Open jhkonan opened 2 years ago

jhkonan commented 2 years ago

We are trying to reproduce the dns64 Demucs model result from scratch. We have two 2080 Ti GPUs, but the largest batch size we are able to make is 14 and the model takes 5 hours per epoch.

Is it supposed to take this long?
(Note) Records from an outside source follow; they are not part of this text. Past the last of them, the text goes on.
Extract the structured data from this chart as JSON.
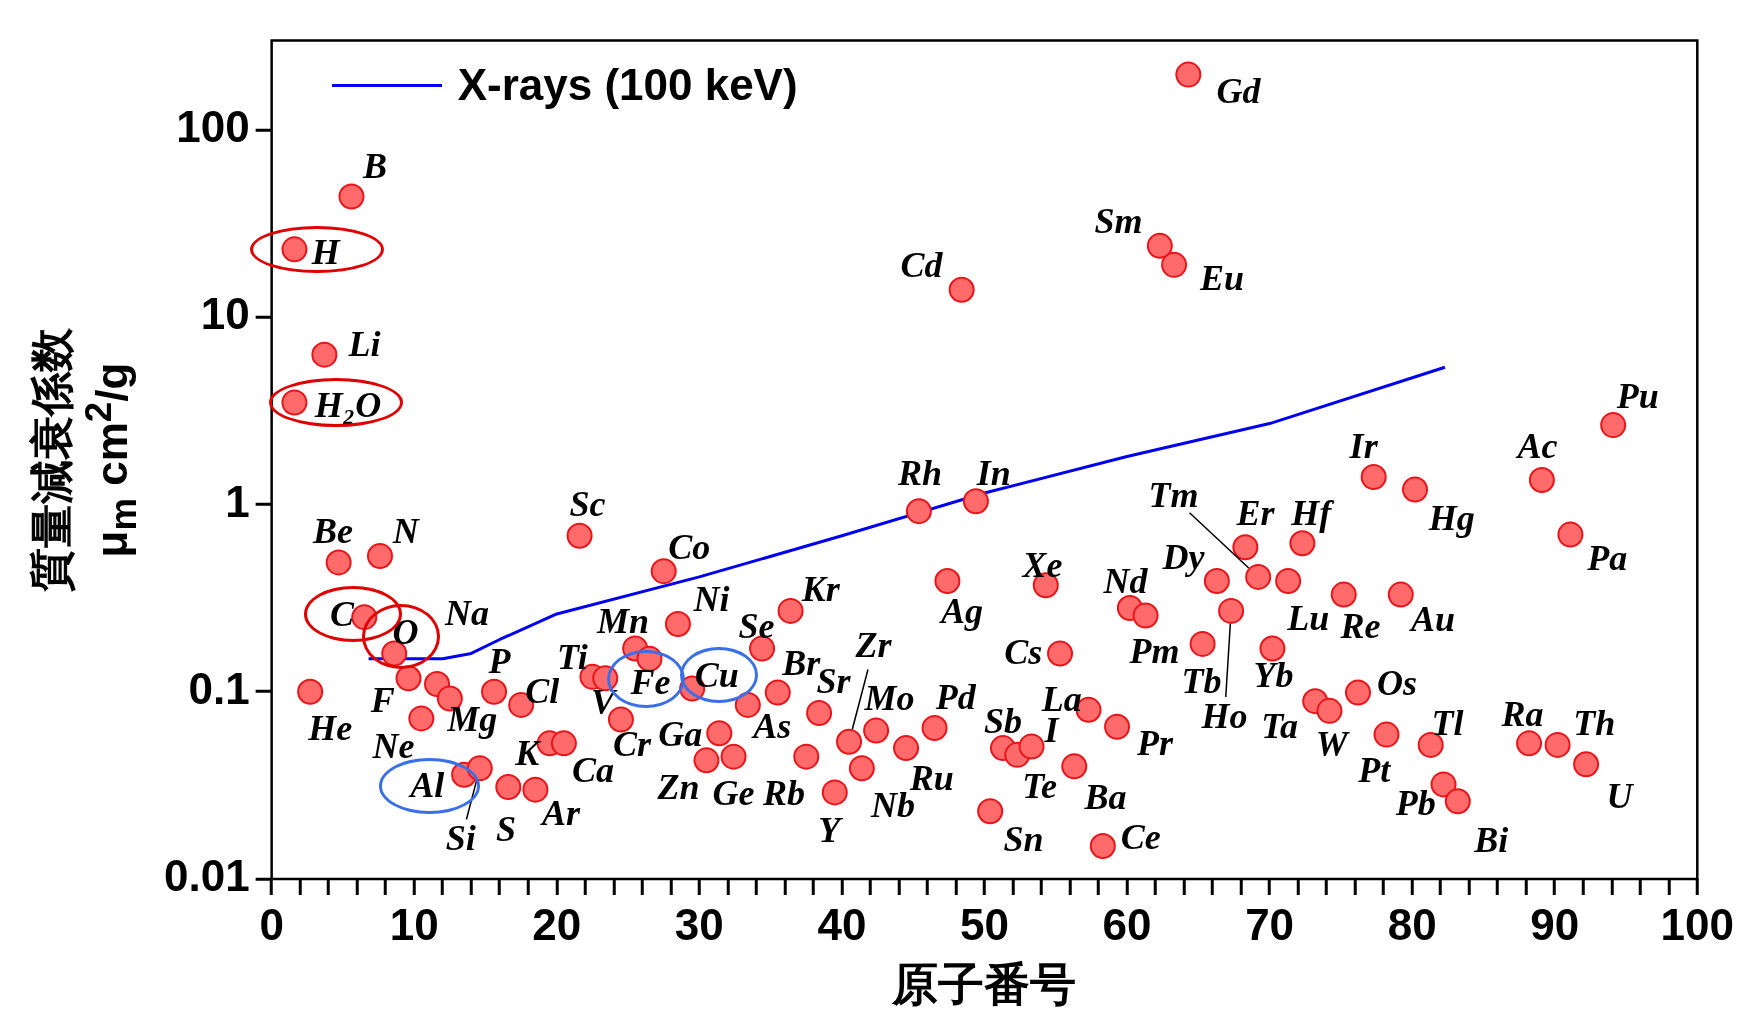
{
  "chart_data": {
    "type": "scatter",
    "xlabel": "原子番号",
    "ylabel": "質量減衰係数 μ$_{m}$  cm$^{2}$/g",
    "log": "y",
    "legend": "top left",
    "xlim": [
      0,
      100
    ],
    "ylim": [
      0.01,
      300
    ],
    "xticks": [
      0,
      {
        "value": 2,
        "label": null
      },
      {
        "value": 4,
        "label": null
      },
      {
        "value": 6,
        "label": null
      },
      {
        "value": 8,
        "label": null
      },
      10,
      {
        "value": 12,
        "label": null
      },
      {
        "value": 14,
        "label": null
      },
      {
        "value": 16,
        "label": null
      },
      {
        "value": 18,
        "label": null
      },
      20,
      {
        "value": 22,
        "label": null
      },
      {
        "value": 24,
        "label": null
      },
      {
        "value": 26,
        "label": null
      },
      {
        "value": 28,
        "label": null
      },
      30,
      {
        "value": 32,
        "label": null
      },
      {
        "value": 34,
        "label": null
      },
      {
        "value": 36,
        "label": null
      },
      {
        "value": 38,
        "label": null
      },
      40,
      {
        "value": 42,
        "label": null
      },
      {
        "value": 44,
        "label": null
      },
      {
        "value": 46,
        "label": null
      },
      {
        "value": 48,
        "label": null
      },
      50,
      {
        "value": 52,
        "label": null
      },
      {
        "value": 54,
        "label": null
      },
      {
        "value": 56,
        "label": null
      },
      {
        "value": 58,
        "label": null
      },
      60,
      {
        "value": 62,
        "label": null
      },
      {
        "value": 64,
        "label": null
      },
      {
        "value": 66,
        "label": null
      },
      {
        "value": 68,
        "label": null
      },
      70,
      {
        "value": 72,
        "label": null
      },
      {
        "value": 74,
        "label": null
      },
      {
        "value": 76,
        "label": null
      },
      {
        "value": 78,
        "label": null
      },
      80,
      {
        "value": 82,
        "label": null
      },
      {
        "value": 84,
        "label": null
      },
      {
        "value": 86,
        "label": null
      },
      {
        "value": 88,
        "label": null
      },
      90,
      {
        "value": 92,
        "label": null
      },
      {
        "value": 94,
        "label": null
      },
      {
        "value": 96,
        "label": null
      },
      {
        "value": 98,
        "label": null
      },
      100
    ],
    "yticks": [
      0.01,
      0.1,
      1,
      10,
      100
    ],
    "series": [
      {
        "type": "scatter",
        "color": "#ff6b6b",
        "marker": "circle",
        "x": [
          1.6,
          1.6,
          2.7,
          3.7,
          4.7,
          5.6,
          6.5,
          7.6,
          8.6,
          9.6,
          10.5,
          11.6,
          12.5,
          13.5,
          14.6,
          15.6,
          16.6,
          17.5,
          18.5,
          19.5,
          20.5,
          21.6,
          22.5,
          23.4,
          24.5,
          25.5,
          26.5,
          27.5,
          28.5,
          29.5,
          30.5,
          31.4,
          32.4,
          33.4,
          34.4,
          35.5,
          36.4,
          37.5,
          38.4,
          39.5,
          40.5,
          41.4,
          42.4,
          44.5,
          45.4,
          46.5,
          47.4,
          48.4,
          49.4,
          50.4,
          51.3,
          52.3,
          53.3,
          54.3,
          55.3,
          56.3,
          57.3,
          58.3,
          59.3,
          60.2,
          61.3,
          62.3,
          63.3,
          64.3,
          65.3,
          66.3,
          67.3,
          68.3,
          69.2,
          70.2,
          71.3,
          72.3,
          73.2,
          74.2,
          75.2,
          76.2,
          77.3,
          78.2,
          79.2,
          80.2,
          81.3,
          82.2,
          83.2,
          88.2,
          89.1,
          90.2,
          91.1,
          92.2,
          94.1
        ],
        "values": [
          23,
          3.5,
          0.1,
          6.3,
          0.49,
          44,
          0.25,
          0.53,
          0.16,
          0.118,
          0.072,
          0.11,
          0.092,
          0.036,
          0.039,
          0.1,
          0.031,
          0.085,
          0.03,
          0.053,
          0.053,
          0.68,
          0.12,
          0.118,
          0.071,
          0.17,
          0.15,
          0.44,
          0.23,
          0.104,
          0.043,
          0.06,
          0.045,
          0.085,
          0.17,
          0.099,
          0.27,
          0.045,
          0.077,
          0.029,
          0.054,
          0.039,
          0.062,
          0.05,
          0.92,
          0.064,
          0.39,
          14,
          1.04,
          0.023,
          0.05,
          0.046,
          0.051,
          0.37,
          0.16,
          0.04,
          0.08,
          0.015,
          0.065,
          0.28,
          0.255,
          24,
          19,
          197,
          0.18,
          0.39,
          0.27,
          0.59,
          0.41,
          0.17,
          0.39,
          0.62,
          0.089,
          0.079,
          0.33,
          0.099,
          1.4,
          0.059,
          0.33,
          1.2,
          0.052,
          0.032,
          0.026,
          0.053,
          1.35,
          0.052,
          0.69,
          0.041,
          2.65
        ],
        "value_labels": [
          "H",
          "H₂O",
          "He",
          "Li",
          "Be",
          "B",
          "C",
          "N",
          "O",
          "F",
          "Ne",
          "Na",
          "Mg",
          "Al",
          "Si",
          "P",
          "S",
          "Cl",
          "Ar",
          "K",
          "Ca",
          "Sc",
          "Ti",
          "V",
          "Cr",
          "Mn",
          "Fe",
          "Co",
          "Ni",
          "Cu",
          "Zn",
          "Ga",
          "Ge",
          "As",
          "Se",
          "Br",
          "Kr",
          "Rb",
          "Sr",
          "Y",
          "Zr",
          "Nb",
          "Mo",
          "Ru",
          "Rh",
          "Pd",
          "Ag",
          "Cd",
          "In",
          "Sn",
          "Sb",
          "Te",
          "I",
          "Xe",
          "Cs",
          "Ba",
          "La",
          "Ce",
          "Pr",
          "Nd",
          "Pm",
          "Sm",
          "Eu",
          "Gd",
          "Tb",
          "Dy",
          "Ho",
          "Er",
          "Tm",
          "Yb",
          "Lu",
          "Hf",
          "Ta",
          "W",
          "Re",
          "Os",
          "Ir",
          "Pt",
          "Au",
          "Hg",
          "Tl",
          "Pb",
          "Bi",
          "Ra",
          "Ac",
          "Th",
          "Pa",
          "U",
          "Pu"
        ]
      },
      {
        "type": "line",
        "name": "X-rays (100 keV)",
        "color": "#0000ee",
        "marker": "none",
        "x": [
          6.8,
          12,
          14,
          16,
          20,
          30,
          40,
          50,
          60,
          70,
          82.3
        ],
        "values": [
          0.15,
          0.15,
          0.16,
          0.19,
          0.26,
          0.41,
          0.68,
          1.15,
          1.8,
          2.7,
          5.4
        ]
      }
    ]
  }
}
We are trying to follow the instructions for the dns dataset:

https://github.com/facebookresearch/denoiser#dns-dataset

What changes need to be made to make the model training time reasonable?

#!/bin/bash
# Copyright (c) Facebook, Inc. and its affiliates.
# All rights reserved.
#
# This source code is licensed under the license found in the
# LICENSE file in the root directory of this source tree.
# authors: adiyoss and adefossez

python train.py \
  dset=dns \
  demucs.causal=1 \
  demucs.hidden=64 \
  demucs.resample=4 \
  batch_size=128 \
  revecho=1 \
  segment=10 \
  stride=2 \
  shift=16000 \
  shift_same=True \
  epochs=250 \
  ddp=1 $@

Source: https://github.com/facebookresearch/denoiser/blob/main/launch_dns.sh

adefossez commented 2 years ago

Long training is expected on dns, it is a very big dataset. I believe we trained on 4 or 8 V100 and it still took a few days. Changes could be to reduce the hidden from 64 to 48. You can reduce the epoch length by increasing shift, for instance shift=32000, but this wont make the model converge faster.